Cold In July est l’histoire a priori classique d’une vengeance. L’honnête encadreur Richard Dane tue, en état de légitime défense, un cambrioleur qui s’était introduit dans sa maison. Le père de ce dernier est bien décidé à se venger. En dévoiler plus atténuerait la force du scénario car ceci occupe la première demi-heure du film, le reste suivant une voie un peu différente. Ce qui n’est guère étonnant quand on sait que le scénario est adapté d’un roman de Joe R. Lonsdale (Bubba Ho-Tep, Incident On And Off A Mountain Road). Mickle et son scénariste attitré et acteur fétiche Nick Damici, investissent l’univers de Lonsdale pour y intégrer leurs thématiques habituelles. Plus que de simples films de genre, le réalisateur, d’œuvre en œuvre, entreprend d’ausculter les maux de l’Amérique profonde.
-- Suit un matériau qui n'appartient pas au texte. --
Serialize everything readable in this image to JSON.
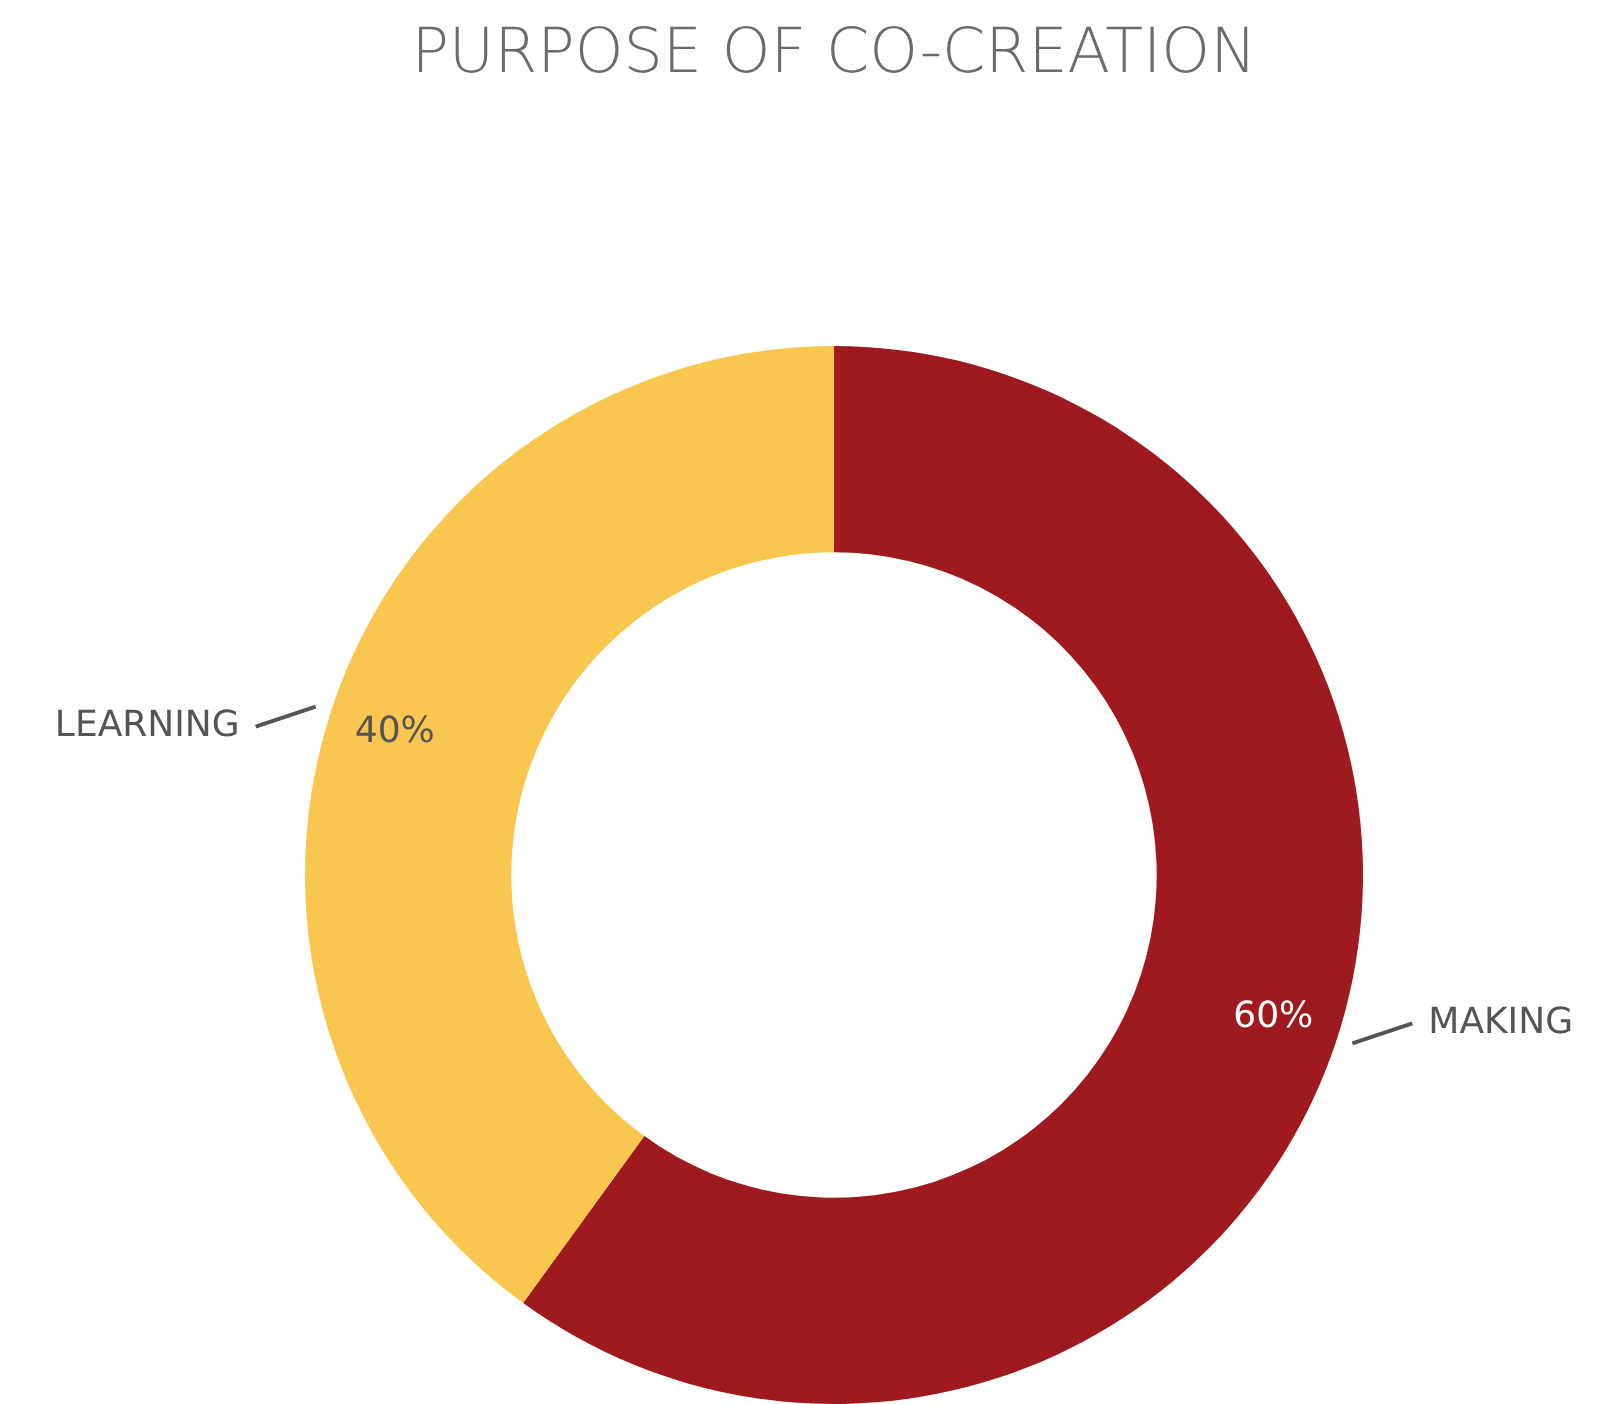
{
  "chart_data": {
    "type": "donut",
    "title": "PURPOSE OF CO-CREATION",
    "categories": [
      "MAKING",
      "LEARNING"
    ],
    "values": [
      60,
      40
    ],
    "colors": [
      "#9e1a1e",
      "#f9c74f"
    ],
    "value_labels": [
      "60%",
      "40%"
    ],
    "legend": false
  }
}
Mélancolique et résolument noir, Cold In July possède la force des grands westerns post moderne américains à la Unforgiven ou Open Range, sauf qu’ici les voitures ont remplacé les chevaux et la fin du XXe siècle a remplacé la fin du XIXe mais l’esprit de la grande plaine est toujours bien vivace. La morale est sauve aussi car Cold In July est un grand film moral, sur le fait qu’un homme doit faire ce qu’il croit juste en toute circonstance. Le combat entre le Bien et le Mal que Mickle filme à la manière des anciens, sans aucune stylisation excessive mais avec un classicisme salvateur. Cadres serrés, sobriété, sécheresse, efficacité sont les maitres de mots de la mise en scène. La musique rappelle énormément Big John avec des rythmes synthétiques tout droit sortis des années 80. Autant d’atouts qui donnent une atmosphère intemporelle au film.
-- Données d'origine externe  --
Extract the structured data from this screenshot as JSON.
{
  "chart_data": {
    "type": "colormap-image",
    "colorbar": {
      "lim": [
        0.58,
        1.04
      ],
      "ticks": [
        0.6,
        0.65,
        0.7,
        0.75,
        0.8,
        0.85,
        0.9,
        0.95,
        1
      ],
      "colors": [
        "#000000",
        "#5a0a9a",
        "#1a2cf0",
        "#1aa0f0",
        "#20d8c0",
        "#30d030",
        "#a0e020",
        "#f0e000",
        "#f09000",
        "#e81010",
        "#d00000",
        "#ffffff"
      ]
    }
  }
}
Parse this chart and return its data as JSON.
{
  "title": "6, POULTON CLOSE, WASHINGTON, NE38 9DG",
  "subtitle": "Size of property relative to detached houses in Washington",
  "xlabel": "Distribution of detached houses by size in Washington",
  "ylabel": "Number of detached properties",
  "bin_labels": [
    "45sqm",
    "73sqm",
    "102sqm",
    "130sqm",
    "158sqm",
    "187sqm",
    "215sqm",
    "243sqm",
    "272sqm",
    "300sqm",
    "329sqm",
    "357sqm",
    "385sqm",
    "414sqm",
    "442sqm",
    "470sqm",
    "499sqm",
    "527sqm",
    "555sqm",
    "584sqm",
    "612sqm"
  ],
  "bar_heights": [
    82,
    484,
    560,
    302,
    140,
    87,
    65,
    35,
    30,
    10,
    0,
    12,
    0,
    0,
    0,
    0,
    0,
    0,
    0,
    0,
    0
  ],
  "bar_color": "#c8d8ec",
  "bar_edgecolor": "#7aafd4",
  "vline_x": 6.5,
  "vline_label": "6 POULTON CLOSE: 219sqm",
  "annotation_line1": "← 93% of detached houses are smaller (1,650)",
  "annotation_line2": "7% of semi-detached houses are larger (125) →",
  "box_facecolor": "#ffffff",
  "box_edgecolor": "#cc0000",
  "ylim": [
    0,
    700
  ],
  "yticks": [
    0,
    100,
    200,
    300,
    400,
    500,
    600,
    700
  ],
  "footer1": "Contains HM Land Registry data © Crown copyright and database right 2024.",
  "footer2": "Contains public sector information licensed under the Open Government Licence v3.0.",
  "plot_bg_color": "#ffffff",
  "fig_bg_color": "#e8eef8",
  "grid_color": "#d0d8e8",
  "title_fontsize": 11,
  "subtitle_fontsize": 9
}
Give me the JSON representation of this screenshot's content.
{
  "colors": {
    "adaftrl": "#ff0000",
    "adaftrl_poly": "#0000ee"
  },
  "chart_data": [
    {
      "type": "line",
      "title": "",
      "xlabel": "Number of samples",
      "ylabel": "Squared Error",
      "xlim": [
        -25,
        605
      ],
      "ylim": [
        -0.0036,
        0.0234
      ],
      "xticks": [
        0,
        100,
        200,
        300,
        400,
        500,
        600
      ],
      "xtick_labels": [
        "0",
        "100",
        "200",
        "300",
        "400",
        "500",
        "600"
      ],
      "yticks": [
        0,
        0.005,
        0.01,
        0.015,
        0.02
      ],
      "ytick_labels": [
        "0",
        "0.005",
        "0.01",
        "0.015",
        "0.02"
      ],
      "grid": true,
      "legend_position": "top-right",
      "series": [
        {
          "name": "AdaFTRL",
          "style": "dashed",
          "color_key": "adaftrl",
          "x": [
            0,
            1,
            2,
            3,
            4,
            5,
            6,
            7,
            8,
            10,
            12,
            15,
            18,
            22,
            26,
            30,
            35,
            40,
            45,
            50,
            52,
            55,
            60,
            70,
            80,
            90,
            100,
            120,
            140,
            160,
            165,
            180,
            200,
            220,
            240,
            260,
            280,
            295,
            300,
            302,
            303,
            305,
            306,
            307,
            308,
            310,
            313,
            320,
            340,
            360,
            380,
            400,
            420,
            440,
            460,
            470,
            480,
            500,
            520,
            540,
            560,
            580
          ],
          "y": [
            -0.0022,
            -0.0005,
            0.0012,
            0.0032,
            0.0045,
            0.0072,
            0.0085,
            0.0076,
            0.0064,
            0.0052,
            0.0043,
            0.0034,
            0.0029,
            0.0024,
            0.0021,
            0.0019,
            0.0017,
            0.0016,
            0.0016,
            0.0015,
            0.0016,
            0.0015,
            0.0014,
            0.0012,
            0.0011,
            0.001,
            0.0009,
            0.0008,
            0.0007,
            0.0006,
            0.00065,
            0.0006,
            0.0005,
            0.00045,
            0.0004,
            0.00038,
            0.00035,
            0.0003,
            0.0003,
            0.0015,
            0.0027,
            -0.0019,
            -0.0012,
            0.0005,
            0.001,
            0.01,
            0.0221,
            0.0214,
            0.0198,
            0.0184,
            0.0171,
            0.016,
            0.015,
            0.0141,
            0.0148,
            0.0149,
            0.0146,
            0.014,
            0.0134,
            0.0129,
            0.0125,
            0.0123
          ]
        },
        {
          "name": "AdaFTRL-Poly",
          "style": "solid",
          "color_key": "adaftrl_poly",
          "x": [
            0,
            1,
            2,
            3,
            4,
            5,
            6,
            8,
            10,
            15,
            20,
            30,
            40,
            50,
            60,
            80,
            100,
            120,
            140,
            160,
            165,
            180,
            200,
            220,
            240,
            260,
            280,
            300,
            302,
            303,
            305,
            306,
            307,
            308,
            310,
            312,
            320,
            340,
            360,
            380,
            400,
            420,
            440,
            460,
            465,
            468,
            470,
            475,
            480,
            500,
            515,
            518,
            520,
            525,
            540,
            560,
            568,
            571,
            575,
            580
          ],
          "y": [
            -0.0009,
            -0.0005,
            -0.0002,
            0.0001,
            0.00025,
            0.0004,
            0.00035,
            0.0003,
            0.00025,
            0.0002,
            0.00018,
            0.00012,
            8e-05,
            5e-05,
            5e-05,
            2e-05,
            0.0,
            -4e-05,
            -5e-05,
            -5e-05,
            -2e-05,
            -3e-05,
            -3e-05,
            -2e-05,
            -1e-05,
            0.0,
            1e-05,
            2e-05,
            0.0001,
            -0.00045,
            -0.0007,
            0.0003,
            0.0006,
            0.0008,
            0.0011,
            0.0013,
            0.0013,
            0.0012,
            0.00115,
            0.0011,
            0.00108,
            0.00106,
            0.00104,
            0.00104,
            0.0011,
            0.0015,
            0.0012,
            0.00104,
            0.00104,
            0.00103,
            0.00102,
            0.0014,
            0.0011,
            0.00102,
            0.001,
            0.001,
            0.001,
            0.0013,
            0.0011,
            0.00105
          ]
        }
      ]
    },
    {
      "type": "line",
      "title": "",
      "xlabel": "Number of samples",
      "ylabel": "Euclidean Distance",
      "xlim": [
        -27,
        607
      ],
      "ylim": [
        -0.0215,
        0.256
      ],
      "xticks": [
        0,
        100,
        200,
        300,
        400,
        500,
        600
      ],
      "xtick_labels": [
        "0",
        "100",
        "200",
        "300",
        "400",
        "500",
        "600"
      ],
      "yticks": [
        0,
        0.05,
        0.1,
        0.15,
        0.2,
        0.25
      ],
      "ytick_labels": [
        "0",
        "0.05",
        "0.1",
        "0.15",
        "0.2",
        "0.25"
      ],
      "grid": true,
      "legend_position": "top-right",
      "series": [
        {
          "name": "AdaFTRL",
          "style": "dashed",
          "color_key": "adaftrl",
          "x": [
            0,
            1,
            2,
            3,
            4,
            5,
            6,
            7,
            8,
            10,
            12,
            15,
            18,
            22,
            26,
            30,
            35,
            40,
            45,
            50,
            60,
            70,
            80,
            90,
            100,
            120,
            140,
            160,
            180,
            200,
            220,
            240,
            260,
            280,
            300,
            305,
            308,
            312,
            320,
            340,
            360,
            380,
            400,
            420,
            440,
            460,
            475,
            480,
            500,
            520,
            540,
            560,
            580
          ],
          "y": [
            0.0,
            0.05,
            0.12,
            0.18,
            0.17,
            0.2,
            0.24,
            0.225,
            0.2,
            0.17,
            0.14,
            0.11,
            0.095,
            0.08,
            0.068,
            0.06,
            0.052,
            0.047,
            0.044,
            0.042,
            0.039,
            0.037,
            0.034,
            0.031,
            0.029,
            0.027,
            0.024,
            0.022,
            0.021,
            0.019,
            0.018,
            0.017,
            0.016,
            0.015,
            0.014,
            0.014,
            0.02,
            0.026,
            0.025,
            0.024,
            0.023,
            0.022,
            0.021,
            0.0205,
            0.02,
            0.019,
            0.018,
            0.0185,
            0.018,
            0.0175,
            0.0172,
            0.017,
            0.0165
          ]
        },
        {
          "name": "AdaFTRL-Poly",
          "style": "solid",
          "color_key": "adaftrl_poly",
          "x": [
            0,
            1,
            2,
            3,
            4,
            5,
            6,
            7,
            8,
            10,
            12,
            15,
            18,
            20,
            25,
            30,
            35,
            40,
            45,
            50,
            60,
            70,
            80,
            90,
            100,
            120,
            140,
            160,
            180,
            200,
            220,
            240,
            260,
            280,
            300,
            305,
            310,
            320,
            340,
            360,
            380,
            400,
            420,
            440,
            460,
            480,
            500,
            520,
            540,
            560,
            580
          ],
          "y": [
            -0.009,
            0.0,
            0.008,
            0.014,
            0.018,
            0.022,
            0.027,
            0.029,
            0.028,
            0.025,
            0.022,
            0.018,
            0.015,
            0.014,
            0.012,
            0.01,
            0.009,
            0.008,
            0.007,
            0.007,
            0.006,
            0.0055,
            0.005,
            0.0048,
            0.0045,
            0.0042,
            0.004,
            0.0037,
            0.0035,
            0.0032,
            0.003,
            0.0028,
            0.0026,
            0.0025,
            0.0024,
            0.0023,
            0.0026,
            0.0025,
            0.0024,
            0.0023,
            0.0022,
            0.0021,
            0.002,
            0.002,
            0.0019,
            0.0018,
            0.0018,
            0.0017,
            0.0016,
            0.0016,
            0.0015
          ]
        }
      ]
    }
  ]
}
Mickle, comme Carpenter, est aussi un sacré directeur d’acteur et possède cette faculté d’iconiser ses personnages en deux plans. Malgré sa longue carrière, Sam Shepard a rarement été aussi inquiétant. Il campe un personnage shakespearien plus vrai que nature, tout en intériorisation. Don Johnson et Michael C. Hall sont au diapason, sobres, efficaces, puissants, ils habitent ce western moderne crépusculaire. La violence est bien présente, on reste dans du cinéma d’hommes, mais en aucun cas magnifiée ou traitée à la cool. La violence traumatise tout autant celui qui la subit que celui qui la donne. Les coups de feu claquent, le sang gicle, les corps tombent. La violence est sale, brutale, sèche et fait vraiment mal. Pas question de super héro ici, juste des hommes de chair et de sang avec des émotions et des dilemmes moraux à résoudre. Les conflits sont aussi physiques que moraux.
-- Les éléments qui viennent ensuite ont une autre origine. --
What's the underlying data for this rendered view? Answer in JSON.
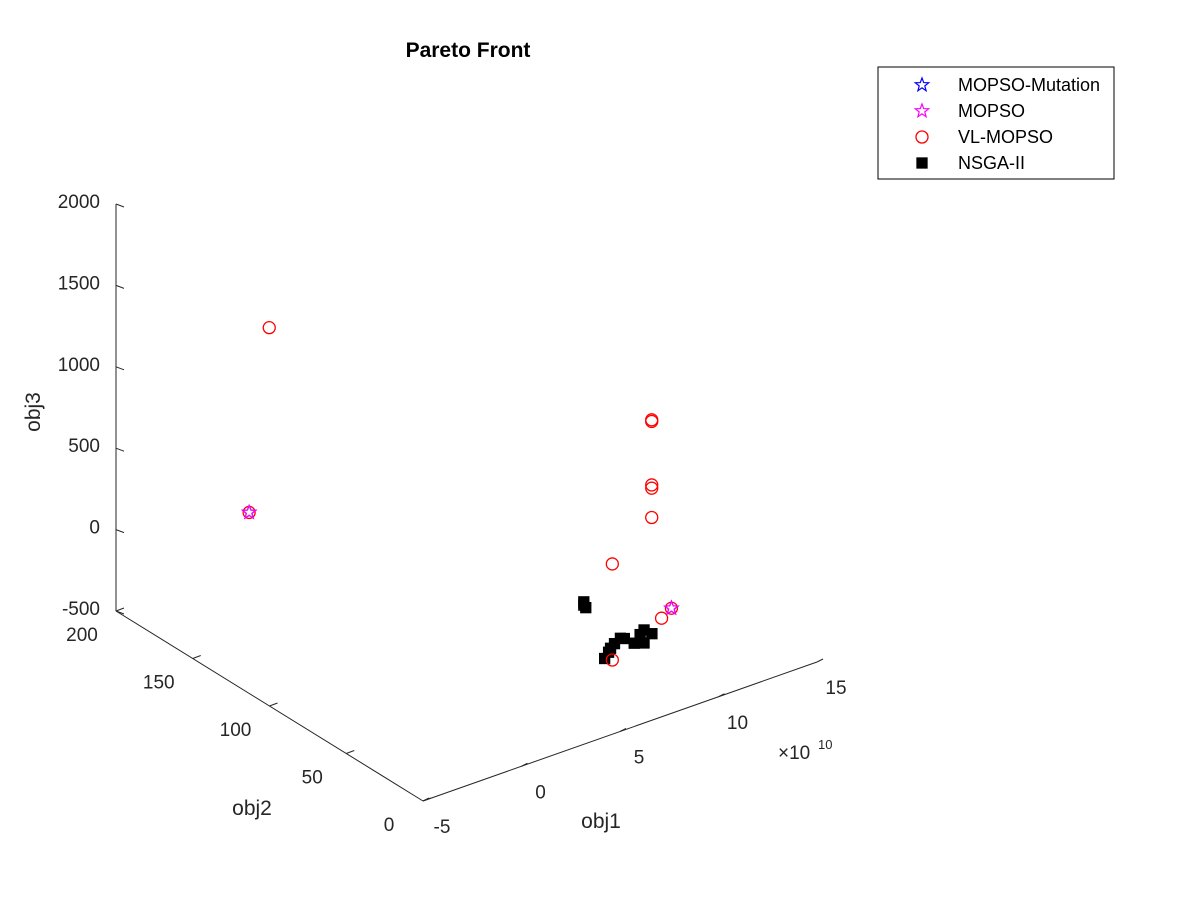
{
  "chart_data": {
    "type": "scatter",
    "projection": "3d",
    "title": "Pareto Front",
    "xlabel": "obj1",
    "ylabel": "obj2",
    "zlabel": "obj3",
    "x_exponent_label": "×10",
    "x_exponent": "10",
    "xlim": [
      -5,
      15
    ],
    "ylim": [
      0,
      200
    ],
    "zlim": [
      -500,
      2000
    ],
    "x_ticks": [
      "-5",
      "0",
      "5",
      "10",
      "15"
    ],
    "y_ticks": [
      "0",
      "50",
      "100",
      "150",
      "200"
    ],
    "z_ticks": [
      "-500",
      "0",
      "500",
      "1000",
      "1500",
      "2000"
    ],
    "grid": false,
    "legend_position": "top-right",
    "series": [
      {
        "name": "MOPSO-Mutation",
        "marker": "pentagram",
        "color": "#0000ff",
        "points": [
          [
            0.2,
            180,
            0
          ],
          [
            8.0,
            5,
            100
          ]
        ]
      },
      {
        "name": "MOPSO",
        "marker": "pentagram",
        "color": "#ff00ff",
        "points": [
          [
            0.2,
            180,
            0
          ],
          [
            8.0,
            5,
            100
          ]
        ]
      },
      {
        "name": "VL-MOPSO",
        "marker": "circle",
        "color": "#ff0000",
        "points": [
          [
            0.2,
            180,
            0
          ],
          [
            2.0,
            190,
            1000
          ],
          [
            7.0,
            5,
            1300
          ],
          [
            7.0,
            5,
            1290
          ],
          [
            7.0,
            5,
            900
          ],
          [
            7.0,
            5,
            880
          ],
          [
            7.0,
            5,
            700
          ],
          [
            5.0,
            5,
            500
          ],
          [
            8.0,
            5,
            100
          ],
          [
            7.5,
            5,
            60
          ],
          [
            5.0,
            5,
            -90
          ]
        ]
      },
      {
        "name": "NSGA-II",
        "marker": "square",
        "color": "#000000",
        "points": [
          [
            5.5,
            30,
            100
          ],
          [
            5.5,
            30,
            80
          ],
          [
            5.6,
            30,
            60
          ],
          [
            5.8,
            10,
            -20
          ],
          [
            5.5,
            10,
            -40
          ],
          [
            5.3,
            10,
            -60
          ],
          [
            6.0,
            10,
            -30
          ],
          [
            7.0,
            10,
            -20
          ],
          [
            7.4,
            10,
            -60
          ],
          [
            7.0,
            10,
            -100
          ],
          [
            6.5,
            10,
            -80
          ],
          [
            5.0,
            10,
            -110
          ],
          [
            5.2,
            10,
            -80
          ],
          [
            6.8,
            10,
            -40
          ]
        ]
      }
    ]
  }
}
Cold In July est un western moderne crépusculaire, un film vrai qui parle avec ses poings aussi bien qu’avec son cœur. Jim Mickle s’empare d’un sujet de Joe R. Lonsdale et le fait sien. Il signe peut-être là son meilleur film ce qui n’est pas rien lorsque l’on connait la qualité de ses précédents métrages. En fin de projection, on est toujours hanté par la silhouette du grand Sam Shepard, par le chapeau de Don Jonhson et la moustache de Michael C. Hall. Un futur classique de la série B. Tout simplement.